Why do hatcheries ship eggs and not fish?  Iron River National Fish Hatchery explains!

Region 3, February 14, 2013
After eggs eye-up, they are run through an egg picker, measured using volumetric displacement and packaged for shipping.
After eggs eye-up, they are run through an egg picker, measured using volumetric displacement and packaged for shipping. - Photo Credit: n/a
Eggs are packaged in wet cloth diapers for shipment to other entities in and out of the region.
Eggs are packaged in wet cloth diapers for shipment to other entities in and out of the region. - Photo Credit: n/a

The Iron River National Fish Hatchery in Iron River, Wisconsin maintains approximately 4,000 adult lake trout and coaster brook trout. These fish are spawned each fall and eggs are collected for restoration purposes in the Upper Great Lakes. Eyed eggs are shipped to other entities, including federal, state and tribal agencies, in and out of the region.

Why do hatcheries ship eggs? Not every hatchery is a brood facility, meaning that not every facility holds adults and completes the egg-taking process. These non-brood facilities need a source of fish or fish eggs to fulfill their mission and fish production goals. That is where the brood facility “takes their order” and plans for the amount of eggs and which strain will be given to the other facilities. At Iron River, we rear certain strains for Great Lakes restoration. However, the strain that fish managers want for the south end of Lake Michigan is not always the particular strain of brood that Iron River NFH rears. Therefore, we also receive eggs from other facilities, to meet our production goals.

This year 190,000 lake trout eggs were shipped to Allegheny National Fish Hatchery in Warren, Pennsylvania, while also providing 360,000 eggs for production needs at Iron River National Fish Hatchery. Almost 800,000 brook trout eggs in total were shipped to the U.S. Geological Survey, Genoa National Fish Hatchery, Redcliff Tribal Hatchery, Grand Portage Indian Community and Keewenaw Bay Indian Community, not including 60,000 eggs to meet goals at Iron River NFH. Instead of destroying surplus eggs, Iron River NFH was able to utilize 365,000 brook trout eggs by sending them to the Eastern Band of Cherokee Indians located in North Carolina.

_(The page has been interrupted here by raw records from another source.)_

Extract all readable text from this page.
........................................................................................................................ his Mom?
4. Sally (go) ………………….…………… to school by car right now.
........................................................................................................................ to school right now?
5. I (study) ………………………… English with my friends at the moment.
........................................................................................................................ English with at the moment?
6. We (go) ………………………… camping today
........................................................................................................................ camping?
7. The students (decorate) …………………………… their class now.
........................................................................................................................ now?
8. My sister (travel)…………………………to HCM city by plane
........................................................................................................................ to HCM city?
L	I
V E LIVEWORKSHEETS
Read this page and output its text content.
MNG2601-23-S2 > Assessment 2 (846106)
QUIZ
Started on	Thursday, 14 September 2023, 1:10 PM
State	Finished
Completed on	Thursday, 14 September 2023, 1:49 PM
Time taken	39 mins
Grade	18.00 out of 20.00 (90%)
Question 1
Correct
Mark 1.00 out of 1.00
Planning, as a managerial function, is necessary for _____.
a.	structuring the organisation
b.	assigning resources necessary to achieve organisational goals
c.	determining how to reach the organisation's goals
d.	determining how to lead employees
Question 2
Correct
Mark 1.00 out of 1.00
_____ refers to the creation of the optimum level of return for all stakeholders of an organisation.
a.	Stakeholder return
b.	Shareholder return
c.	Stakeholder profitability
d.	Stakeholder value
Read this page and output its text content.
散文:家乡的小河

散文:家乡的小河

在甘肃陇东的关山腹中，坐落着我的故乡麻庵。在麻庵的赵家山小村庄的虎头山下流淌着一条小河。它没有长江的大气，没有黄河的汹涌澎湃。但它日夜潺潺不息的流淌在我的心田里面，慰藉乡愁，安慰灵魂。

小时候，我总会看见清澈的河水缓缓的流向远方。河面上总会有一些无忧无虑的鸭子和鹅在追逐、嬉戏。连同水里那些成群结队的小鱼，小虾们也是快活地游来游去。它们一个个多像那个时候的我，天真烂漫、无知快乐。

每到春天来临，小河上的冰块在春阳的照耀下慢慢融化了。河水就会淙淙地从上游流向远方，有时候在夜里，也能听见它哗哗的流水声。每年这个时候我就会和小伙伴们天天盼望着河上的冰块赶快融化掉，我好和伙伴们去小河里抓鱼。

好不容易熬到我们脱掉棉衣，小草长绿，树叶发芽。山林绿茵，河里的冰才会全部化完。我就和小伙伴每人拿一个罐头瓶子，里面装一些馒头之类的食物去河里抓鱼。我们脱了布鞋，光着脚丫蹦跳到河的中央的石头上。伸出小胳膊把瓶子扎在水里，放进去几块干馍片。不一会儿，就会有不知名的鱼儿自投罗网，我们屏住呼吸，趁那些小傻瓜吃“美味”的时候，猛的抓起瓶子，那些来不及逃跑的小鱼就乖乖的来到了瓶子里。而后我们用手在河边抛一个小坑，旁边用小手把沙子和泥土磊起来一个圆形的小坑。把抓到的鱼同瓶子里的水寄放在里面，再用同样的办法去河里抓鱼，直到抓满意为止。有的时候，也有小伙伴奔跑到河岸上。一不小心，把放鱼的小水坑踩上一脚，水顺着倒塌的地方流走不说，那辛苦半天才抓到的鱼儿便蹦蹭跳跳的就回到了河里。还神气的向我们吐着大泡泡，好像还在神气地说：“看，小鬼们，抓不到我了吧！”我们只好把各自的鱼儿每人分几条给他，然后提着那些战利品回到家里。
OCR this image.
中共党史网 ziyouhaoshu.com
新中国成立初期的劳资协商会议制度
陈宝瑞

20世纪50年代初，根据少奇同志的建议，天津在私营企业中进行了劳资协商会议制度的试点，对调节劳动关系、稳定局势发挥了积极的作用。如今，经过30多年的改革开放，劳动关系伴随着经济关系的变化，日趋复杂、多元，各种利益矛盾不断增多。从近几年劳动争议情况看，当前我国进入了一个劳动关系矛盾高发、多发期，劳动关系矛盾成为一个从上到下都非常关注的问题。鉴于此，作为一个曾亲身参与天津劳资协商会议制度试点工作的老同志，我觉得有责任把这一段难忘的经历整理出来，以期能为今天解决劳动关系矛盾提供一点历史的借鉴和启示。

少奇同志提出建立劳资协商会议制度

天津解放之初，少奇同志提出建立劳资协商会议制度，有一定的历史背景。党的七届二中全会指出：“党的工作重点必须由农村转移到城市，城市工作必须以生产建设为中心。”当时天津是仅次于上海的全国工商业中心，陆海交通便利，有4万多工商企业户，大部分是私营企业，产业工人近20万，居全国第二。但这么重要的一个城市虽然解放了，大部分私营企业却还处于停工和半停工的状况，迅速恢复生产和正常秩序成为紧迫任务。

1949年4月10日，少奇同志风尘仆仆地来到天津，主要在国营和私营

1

This past year Iron River NFH also received 1.85 million lake trout eggs from  from Sullivan Creek National Fish Hatchery in Brimley, Michigan and Saratoga National Fish Hatchery in Saratoga, Wyoming. Eggs from Sullivan Creek NFH are Seneca Lake and Parry Sound strains, while Saratoga NFH provides a Lake Michigan strain of lake trout called Lewis Lake.

Why eggs not fish? You can disinfect eggs and not fish. The main purpose of all hatcheries is to culture healthy fish for the public. To reach that goal, we prefer not to ship fish from hatchery to hatchery, because we may also be shipping disease.  After the eggs are disinfected for shipping to another facility, they are wrapped in wet cloth diapers and layered on perforated Styrofoam trays and placed in coolers especially made for egg shipping. The top tray is loaded with ice that slowly melts and allows the fish in the eggs to breathe.